LinuxQuestions.org
Review your favorite Linux distribution.
Go Back   LinuxQuestions.org > Forums > Linux Forums > Linux - Newbie
User Name
Password
Linux - Newbie This Linux forum is for members that are new to Linux.
Just starting out and have a question? If it is not in the man pages or the how-to's this is the place!

Notices


Reply
  Search this Thread
Old 11-06-2010, 03:40 PM   #1
tubaboy
LQ Newbie
 
Registered: Nov 2010
Posts: 3

Rep: Reputation: 0
Unhappy Bash scripting issue


Hi,

So what I'm trying to do is get a list of filenames from a directory, then group those files according to any common prefixes and store those groupings in an array. I'm stuck on a certain line, but it very well could be I'm just going about this the wrong way. Here's what I have so far:

Code:
DIR_PATH=$1;
[ ! -d $DIR_PATH ] && { echo "First argument does not appear to be a valid path"; exit 1; }

#like js|css
EXT=$2;

#CREATE ARRAY OF GROUPED FILES
FILES=$( ls $DIR_PATH/*.$EXT | xargs -n1 basename );
FILE_COUNT=$( echo $FILES | wc -w );
i=0;
for FILE in $FILES
do
  prefix=$( echo $FILE | cut -d '.' -f1 ); #this correctly gets everything up to first '.'
  group=$( echo ${FILES} | grep "${prefix}" );
  echo "group = $group"; #this still has all the other files that don't match $prefix
  #remove all entries that have the current prefix (so we don't continue looping though them) -- this doesn't work either
  FILES=$( echo -e $FILES | grep -Ev "${prefix}*\.${EXT}" );
...

What am I doing wrong?

THanks!!
 
Old 11-06-2010, 04:52 PM   #2
tubaboy
LQ Newbie
 
Registered: Nov 2010
Posts: 3

Original Poster
Rep: Reputation: 0
Figured it out

I figured it out. When I was echoing the $FILES string to pipe to sed or grep, I hadn't put double quotes around it. This means that spaces were not being preserved!

Correct lines:

Code:
group=$( echo "${FILES}" | grep "${prefix}" );
FILES=$( echo "${FILES}" | grep -Ev "${prefix}*\.${EXT}" );
Ugh.
 
Old 11-06-2010, 06:12 PM   #3
Tinkster
Moderator
 
Registered: Apr 2002
Location: in a fallen world
Distribution: slackware by choice, others too :} ... android.
Posts: 23,066
Blog Entries: 11

Rep: Reputation: 910Reputation: 910Reputation: 910Reputation: 910Reputation: 910Reputation: 910Reputation: 910Reputation: 910
Hi, welcome to LQ,

Good on yah for sorting it yourself, and thanks for
posting back your findings!


Cheers,
Tink
 
Old 11-06-2010, 11:11 PM   #4
grail
LQ Guru
 
Registered: Sep 2009
Location: Perth
Distribution: Manjaro
Posts: 9,254

Rep: Reputation: 2686Reputation: 2686Reputation: 2686Reputation: 2686Reputation: 2686Reputation: 2686Reputation: 2686Reputation: 2686Reputation: 2686Reputation: 2686Reputation: 2686
I know you have solved your initial issue but I thought I would give a little feedback on what you have as it confused me
a little.
Quote:
#CREATE ARRAY OF GROUPED FILES
Whilst I understand what you have said here, strictly speaking you only created a single string with:
Code:
FILES=$( ls $DIR_PATH/*.$EXT | xargs -n1 basename )
Yes it will act like an array in a for loop because word splitting takes affect and the spaces used as delimeters.
Also the assumption here is no file names have spaces.

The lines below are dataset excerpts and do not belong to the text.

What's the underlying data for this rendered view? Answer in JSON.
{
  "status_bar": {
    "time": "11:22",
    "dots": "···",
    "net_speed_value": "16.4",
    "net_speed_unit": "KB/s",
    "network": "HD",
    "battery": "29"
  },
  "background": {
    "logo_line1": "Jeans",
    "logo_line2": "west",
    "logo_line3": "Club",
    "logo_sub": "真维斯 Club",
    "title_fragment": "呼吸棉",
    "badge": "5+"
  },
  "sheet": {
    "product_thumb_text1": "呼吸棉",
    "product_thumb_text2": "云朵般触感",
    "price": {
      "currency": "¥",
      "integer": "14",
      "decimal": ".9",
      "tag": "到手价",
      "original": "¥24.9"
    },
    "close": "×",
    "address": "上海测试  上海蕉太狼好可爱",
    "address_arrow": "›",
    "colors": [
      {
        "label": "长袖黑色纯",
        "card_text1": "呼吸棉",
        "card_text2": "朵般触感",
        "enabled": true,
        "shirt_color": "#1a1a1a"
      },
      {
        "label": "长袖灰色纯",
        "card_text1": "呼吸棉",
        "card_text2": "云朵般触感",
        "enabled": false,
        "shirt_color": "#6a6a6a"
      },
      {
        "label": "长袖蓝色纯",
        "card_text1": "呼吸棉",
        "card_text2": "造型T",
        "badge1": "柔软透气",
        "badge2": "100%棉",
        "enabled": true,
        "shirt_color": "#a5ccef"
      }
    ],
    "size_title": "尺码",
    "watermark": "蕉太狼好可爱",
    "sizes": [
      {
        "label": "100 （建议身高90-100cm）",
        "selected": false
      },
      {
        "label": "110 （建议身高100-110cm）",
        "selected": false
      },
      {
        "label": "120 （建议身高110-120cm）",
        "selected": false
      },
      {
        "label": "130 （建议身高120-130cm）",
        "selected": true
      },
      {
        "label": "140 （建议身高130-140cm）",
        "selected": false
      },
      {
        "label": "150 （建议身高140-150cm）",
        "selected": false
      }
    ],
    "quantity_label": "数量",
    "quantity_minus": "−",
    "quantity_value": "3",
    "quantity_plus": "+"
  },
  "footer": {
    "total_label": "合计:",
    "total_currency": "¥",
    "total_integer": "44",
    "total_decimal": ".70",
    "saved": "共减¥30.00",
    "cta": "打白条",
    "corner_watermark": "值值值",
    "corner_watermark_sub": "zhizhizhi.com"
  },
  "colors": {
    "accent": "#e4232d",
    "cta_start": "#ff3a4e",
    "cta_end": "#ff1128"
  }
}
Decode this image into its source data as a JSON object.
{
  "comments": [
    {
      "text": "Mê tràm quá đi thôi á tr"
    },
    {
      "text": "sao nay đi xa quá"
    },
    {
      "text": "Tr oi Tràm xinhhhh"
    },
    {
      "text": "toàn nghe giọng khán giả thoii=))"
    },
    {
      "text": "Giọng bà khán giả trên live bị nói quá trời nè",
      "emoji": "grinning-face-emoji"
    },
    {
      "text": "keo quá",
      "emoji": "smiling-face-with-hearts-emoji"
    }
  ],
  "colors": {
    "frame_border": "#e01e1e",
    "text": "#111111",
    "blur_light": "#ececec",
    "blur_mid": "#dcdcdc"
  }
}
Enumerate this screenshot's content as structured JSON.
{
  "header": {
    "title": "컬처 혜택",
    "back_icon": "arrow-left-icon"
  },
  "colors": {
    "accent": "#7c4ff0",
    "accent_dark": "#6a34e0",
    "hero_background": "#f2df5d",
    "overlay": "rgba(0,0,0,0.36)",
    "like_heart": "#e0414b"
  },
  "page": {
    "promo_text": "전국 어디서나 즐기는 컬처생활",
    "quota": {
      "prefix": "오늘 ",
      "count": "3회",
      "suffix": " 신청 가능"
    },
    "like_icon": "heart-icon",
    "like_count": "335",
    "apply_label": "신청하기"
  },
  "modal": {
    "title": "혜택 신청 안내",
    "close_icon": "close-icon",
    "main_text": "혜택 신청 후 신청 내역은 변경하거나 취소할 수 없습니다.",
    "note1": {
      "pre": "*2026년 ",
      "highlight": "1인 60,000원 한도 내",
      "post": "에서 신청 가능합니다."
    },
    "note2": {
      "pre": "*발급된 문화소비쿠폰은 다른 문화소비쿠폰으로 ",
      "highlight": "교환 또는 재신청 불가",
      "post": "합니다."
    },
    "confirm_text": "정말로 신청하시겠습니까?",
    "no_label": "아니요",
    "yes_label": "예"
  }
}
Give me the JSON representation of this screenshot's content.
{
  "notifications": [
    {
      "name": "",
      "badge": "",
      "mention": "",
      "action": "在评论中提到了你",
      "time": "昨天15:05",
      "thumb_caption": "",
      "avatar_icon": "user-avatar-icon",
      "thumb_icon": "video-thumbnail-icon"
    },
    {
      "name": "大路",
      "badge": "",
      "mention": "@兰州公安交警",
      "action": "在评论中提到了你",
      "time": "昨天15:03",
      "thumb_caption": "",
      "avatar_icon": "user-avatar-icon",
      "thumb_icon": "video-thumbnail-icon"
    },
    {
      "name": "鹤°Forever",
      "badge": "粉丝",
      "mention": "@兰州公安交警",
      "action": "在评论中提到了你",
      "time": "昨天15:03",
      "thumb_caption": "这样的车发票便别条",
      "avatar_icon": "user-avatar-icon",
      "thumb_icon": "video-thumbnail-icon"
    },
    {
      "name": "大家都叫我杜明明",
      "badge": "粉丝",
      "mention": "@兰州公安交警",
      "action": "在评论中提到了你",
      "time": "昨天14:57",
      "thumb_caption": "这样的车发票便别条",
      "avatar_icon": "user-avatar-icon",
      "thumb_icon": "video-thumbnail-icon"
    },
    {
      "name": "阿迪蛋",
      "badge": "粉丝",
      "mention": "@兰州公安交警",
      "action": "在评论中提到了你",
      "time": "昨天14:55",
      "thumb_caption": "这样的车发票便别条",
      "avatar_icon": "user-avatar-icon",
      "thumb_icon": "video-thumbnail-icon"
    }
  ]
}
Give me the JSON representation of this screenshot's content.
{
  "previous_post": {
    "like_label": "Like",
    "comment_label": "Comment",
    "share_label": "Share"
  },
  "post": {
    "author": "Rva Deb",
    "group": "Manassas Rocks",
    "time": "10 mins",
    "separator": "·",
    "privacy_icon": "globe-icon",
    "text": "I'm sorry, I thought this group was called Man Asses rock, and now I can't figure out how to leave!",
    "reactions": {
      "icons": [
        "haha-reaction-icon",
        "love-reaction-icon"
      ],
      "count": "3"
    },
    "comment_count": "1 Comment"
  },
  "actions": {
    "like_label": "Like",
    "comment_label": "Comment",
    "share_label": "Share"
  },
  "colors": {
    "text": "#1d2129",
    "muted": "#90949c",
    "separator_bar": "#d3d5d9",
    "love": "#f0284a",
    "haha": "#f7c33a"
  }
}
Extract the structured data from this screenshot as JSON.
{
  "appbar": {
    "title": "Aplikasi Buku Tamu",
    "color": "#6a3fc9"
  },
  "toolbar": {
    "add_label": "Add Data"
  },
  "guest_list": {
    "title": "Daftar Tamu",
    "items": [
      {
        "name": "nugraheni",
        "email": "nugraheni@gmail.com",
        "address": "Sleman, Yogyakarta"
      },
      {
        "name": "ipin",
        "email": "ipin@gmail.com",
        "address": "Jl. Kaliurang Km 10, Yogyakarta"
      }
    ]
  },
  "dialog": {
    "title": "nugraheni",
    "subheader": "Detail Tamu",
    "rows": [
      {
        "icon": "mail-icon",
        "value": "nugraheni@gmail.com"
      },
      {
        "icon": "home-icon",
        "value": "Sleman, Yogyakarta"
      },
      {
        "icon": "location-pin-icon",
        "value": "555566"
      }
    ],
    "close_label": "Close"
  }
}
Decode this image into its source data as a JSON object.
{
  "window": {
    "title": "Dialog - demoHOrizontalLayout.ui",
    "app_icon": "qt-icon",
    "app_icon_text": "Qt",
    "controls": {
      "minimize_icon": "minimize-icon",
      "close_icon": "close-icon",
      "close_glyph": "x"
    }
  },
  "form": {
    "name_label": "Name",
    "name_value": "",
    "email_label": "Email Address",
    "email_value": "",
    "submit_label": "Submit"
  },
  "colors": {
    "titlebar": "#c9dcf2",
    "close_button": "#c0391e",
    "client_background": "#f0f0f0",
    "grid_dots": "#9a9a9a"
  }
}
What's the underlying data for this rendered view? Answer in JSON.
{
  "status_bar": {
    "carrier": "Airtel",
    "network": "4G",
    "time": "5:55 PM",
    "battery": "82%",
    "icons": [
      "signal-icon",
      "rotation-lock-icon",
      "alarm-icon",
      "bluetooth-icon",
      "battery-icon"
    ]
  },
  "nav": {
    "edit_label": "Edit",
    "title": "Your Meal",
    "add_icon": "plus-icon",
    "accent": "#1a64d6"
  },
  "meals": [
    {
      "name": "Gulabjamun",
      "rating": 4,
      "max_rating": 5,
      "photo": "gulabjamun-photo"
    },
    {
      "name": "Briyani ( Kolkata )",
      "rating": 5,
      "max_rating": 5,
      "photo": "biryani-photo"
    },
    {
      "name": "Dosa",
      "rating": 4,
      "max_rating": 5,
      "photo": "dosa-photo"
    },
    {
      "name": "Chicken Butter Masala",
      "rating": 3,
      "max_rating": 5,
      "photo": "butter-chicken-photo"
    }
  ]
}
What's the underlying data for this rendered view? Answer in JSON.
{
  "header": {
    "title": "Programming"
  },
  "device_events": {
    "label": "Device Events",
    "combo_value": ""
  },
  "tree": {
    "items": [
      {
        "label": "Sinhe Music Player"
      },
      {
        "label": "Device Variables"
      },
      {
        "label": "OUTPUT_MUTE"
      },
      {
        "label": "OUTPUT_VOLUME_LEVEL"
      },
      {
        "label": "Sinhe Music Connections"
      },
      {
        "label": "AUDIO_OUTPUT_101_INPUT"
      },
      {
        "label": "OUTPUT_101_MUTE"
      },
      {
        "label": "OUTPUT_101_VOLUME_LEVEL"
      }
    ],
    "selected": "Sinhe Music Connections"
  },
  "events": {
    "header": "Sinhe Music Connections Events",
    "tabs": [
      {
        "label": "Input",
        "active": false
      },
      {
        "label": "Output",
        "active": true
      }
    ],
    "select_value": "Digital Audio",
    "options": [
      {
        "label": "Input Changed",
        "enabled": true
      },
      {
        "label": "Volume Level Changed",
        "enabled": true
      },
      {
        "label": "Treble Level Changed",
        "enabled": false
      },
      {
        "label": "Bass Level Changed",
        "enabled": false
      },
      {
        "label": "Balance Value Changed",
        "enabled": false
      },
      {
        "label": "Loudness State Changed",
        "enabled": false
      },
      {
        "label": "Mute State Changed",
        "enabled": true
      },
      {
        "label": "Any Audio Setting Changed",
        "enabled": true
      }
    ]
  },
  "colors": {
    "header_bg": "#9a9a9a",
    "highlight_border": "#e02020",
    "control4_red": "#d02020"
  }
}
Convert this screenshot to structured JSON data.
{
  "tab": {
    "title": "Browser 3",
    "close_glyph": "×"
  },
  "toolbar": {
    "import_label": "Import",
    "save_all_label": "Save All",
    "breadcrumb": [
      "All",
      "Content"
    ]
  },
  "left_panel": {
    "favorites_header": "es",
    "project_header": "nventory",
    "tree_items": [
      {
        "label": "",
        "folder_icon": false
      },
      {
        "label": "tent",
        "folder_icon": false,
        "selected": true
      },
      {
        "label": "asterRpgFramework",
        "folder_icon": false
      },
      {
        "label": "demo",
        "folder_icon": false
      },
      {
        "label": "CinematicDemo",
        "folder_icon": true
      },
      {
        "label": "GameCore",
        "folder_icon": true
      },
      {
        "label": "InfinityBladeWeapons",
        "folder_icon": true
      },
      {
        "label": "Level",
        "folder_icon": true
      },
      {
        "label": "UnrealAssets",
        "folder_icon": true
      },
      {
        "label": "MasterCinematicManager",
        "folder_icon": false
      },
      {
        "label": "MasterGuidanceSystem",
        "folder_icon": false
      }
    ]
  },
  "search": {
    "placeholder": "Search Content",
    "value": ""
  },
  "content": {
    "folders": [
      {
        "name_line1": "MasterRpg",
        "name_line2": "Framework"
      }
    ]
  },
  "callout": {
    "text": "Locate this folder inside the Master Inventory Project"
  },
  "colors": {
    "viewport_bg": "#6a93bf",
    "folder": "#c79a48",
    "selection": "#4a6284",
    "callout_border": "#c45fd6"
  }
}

To actually be an array you need another set of parenthesis, like so:
Code:
FILES=($( ls $DIR_PATH/*.$EXT | xargs -n1 basename ))
I mention this as then you would be able to use array properties in the next line:
Code:
FILE_COUNT=$( echo $FILES | wc -w )
#becomes
FILE_COUNT=${#FILES[*]}
The following assumes not dots anywhere else in filename:
Code:
prefix=$( echo $FILE | cut -d '.' -f1 ); #this correctly gets everything up to first '.'
As you already have the extension stored in EXT you could use substituion:
Code:
prefix=${FILE%.$EXT}
Lastly, the following line concerns me:
Code:
FILES=$( echo "${FILES}" | grep -Ev "${prefix}*\.${EXT}" );
The reason it concerns me is because changing the values of what you are iterating over could come unstuck and cause
the rest of the program to be very wrong (just a thought)
 
Old 11-07-2010, 03:14 PM   #5
tubaboy
LQ Newbie
 
Registered: Nov 2010
Posts: 3

Original Poster
Rep: Reputation: 0
Hi Grail

Thanks for all your thoughts on the matter. I'm afraid that comment was a bit misleading however, as the array I was creating was further down the line. You are right that I was trying to modify the looping condition variable to affect the number of loops made. And this was a flawed decision.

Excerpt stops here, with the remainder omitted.